The article discusses virtual doctor visit services, which allow patients to connect with physicians from their homes. Ms. Mathews points out that WellPoint and other insurers such as Aetna and United Health plan to offer or are already offering such services to its employer and individual plans, or to certain employers as in the case of Aetna and United Health. WellPoint’s plan will allow people to consult with physicians on-demand using laptops, tablets and smartphones. A growing number of employers such as Home Depot, Booz & Co. and Westinghouse Electric are moving to include remote consultations to their benefits.
However, such services, Mathews points out, are generating tension with state regulators and doctor groups. They argue, Mathews says, that remote visits make sense when a patient is communicating with their regular doctor, but that care may suffer when patients are connecting with physicians in other cities or states, or countries (emphasis mine). A survey by Mercer, a unit of Marsh & McLennan mentioned in the article, indicates that 15% of very large employers use some form of telemedicine, and another 39% are considering doing so.
In an earlier post, Medical Tourism and Workers’ Compensation: What are the Barriers?, I discussed some of the legal barriers to implementing medical tourism into workers’ compensation, with long-distance communication and the issue of prior face-to-face contact between patient and physician as some of the minor barriers that need to be overcome. A more complete discussion of the barriers to implementing medical tourism into workers’ compensation can be found in my White Paper, Legal Barriers to Implementing International Medical Providers into Medical Provider Networks for Workers’ Compensation.
Mathews quoted Ginny Proestakes, director of health benefits at General Electric, which is testing a virtual-consult service from United Health Group’s Optum for employees in Ohio, and plans to roll it out more broadly this year. “The ability to communicate with a doctor 24/7 via the Internet, without an appointment, at an attractive price point, is very appealing.” Employers and insurers say such services could possibly ease the shortage of primary-care doctors. Ann Boynton, deputy executive officer for health coverage for California’s Public Employees’ Retirement System, said that if it does not drive down the costs, then it isn’t worth it. They started testing a service for phone and online video from Teledoc last year. Teledoc has clashed with regulators in Texas over its service, but Teledoc said that its doctors have performed more than 100,000 consults with no malpractice claims. Teledoc has clients such as Aetna, Blue Shield of CA, and Highmark.

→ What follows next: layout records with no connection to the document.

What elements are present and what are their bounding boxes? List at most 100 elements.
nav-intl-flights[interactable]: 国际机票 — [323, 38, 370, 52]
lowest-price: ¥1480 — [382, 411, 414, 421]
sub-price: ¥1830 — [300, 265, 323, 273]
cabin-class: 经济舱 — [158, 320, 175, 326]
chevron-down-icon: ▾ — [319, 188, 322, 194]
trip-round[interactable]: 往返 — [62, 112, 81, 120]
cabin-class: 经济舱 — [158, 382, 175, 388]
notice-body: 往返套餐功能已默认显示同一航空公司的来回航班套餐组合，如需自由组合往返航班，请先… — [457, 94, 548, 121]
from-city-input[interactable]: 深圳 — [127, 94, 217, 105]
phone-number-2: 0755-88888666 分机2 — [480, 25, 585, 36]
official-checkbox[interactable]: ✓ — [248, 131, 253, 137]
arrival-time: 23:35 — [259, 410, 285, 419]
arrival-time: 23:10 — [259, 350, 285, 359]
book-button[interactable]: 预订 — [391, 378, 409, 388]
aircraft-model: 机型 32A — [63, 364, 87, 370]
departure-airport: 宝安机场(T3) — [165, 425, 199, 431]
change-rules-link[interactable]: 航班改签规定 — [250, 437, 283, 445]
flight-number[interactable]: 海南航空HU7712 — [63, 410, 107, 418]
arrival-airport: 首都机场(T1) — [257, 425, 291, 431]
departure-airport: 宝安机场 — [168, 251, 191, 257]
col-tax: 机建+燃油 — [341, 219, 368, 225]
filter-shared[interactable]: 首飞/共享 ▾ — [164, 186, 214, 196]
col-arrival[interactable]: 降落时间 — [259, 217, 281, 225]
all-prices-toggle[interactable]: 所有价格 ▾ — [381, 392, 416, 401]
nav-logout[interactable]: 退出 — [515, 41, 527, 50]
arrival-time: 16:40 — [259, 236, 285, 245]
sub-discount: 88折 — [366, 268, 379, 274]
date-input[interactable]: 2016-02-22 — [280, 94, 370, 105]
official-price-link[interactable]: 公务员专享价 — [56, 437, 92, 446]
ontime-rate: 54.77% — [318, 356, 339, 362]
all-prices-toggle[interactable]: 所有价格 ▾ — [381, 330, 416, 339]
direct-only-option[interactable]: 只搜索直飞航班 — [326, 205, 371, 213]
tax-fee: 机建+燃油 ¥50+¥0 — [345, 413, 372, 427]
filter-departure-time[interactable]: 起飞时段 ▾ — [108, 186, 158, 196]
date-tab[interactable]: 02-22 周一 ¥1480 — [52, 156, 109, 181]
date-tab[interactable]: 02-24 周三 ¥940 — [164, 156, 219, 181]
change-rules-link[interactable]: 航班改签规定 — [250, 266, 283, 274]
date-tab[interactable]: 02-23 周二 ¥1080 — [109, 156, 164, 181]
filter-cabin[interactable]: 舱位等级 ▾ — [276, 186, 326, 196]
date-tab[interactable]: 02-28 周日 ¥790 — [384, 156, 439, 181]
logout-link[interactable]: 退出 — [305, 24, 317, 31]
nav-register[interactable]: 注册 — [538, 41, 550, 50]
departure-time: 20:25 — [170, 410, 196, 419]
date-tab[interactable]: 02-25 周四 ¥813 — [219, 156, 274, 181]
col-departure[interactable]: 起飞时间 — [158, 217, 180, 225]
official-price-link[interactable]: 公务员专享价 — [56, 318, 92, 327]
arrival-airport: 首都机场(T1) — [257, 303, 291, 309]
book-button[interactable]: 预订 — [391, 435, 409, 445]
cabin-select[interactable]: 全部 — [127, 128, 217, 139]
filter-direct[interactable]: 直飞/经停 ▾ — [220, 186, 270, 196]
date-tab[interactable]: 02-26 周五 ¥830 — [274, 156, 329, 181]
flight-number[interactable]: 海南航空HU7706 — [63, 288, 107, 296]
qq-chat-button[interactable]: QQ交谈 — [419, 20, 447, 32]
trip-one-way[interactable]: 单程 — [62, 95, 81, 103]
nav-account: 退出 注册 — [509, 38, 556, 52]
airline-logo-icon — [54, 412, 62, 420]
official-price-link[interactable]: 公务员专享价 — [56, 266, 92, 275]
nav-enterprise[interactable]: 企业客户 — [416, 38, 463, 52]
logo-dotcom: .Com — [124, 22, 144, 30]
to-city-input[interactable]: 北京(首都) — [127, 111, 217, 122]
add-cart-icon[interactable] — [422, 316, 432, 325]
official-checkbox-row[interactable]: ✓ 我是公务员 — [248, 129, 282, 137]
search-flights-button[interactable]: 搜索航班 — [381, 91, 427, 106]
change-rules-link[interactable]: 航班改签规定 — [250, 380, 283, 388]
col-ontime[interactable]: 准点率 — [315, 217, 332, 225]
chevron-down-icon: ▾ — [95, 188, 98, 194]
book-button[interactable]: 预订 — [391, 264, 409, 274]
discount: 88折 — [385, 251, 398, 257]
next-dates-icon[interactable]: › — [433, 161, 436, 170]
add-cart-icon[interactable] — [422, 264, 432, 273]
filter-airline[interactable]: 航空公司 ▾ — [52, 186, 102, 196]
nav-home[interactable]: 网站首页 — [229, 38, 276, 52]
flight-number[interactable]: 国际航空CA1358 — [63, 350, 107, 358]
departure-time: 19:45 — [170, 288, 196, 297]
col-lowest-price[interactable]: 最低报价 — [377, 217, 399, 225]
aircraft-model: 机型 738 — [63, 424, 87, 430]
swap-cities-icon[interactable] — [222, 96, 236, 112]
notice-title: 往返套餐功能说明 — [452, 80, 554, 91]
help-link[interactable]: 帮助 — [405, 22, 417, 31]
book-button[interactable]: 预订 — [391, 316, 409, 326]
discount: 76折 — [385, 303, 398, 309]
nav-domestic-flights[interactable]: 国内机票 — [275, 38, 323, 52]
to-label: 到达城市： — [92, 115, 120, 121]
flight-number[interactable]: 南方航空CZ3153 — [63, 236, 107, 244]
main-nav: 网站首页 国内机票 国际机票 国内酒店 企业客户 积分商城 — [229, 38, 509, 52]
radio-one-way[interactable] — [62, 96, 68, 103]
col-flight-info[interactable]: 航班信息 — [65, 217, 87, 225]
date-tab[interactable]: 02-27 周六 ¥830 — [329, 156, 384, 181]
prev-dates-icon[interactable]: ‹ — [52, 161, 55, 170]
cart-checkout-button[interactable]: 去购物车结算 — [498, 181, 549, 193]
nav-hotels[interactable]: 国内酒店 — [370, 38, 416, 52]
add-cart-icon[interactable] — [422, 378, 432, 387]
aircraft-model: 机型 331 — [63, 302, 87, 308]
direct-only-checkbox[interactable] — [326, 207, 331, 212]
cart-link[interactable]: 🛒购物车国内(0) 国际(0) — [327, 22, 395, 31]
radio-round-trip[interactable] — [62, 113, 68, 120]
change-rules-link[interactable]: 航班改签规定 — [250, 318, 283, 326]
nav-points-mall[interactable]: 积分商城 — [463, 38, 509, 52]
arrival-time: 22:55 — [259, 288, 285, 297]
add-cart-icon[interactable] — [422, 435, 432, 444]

Currently, Mathews indicates, only 13 states allow doctors to establish a relationship with a patient, without an initial in-person visit, according to the Robert J. Waters Center for Telehealth and e-Health Law. What this means for medical tourism in general, and for medical tourism in workers’ compensation, specifically, is until more states allow such visits for primary care, and more insurers offer it under individual and group plans, the barriers I mentioned in my earlier post and my White Paper are still formidable, although minor and must be overcome. Medical tourism facilitators must take this into consideration when they market, plan and sell medical tourism packages to potential patient clients. The doctors themselves, and the hospitals they work at, must also take this into consideration.
For implementing medical tourism into workers’ compensation in the US, one must be aware of state regulations and whether or not virtual doctor visit services will be included in the treatment plan for injured workers. The day when the nurse will say to a patient in the US, that the doctor will see you now, when the doctor is thousands of miles away is still not here, but that day will come.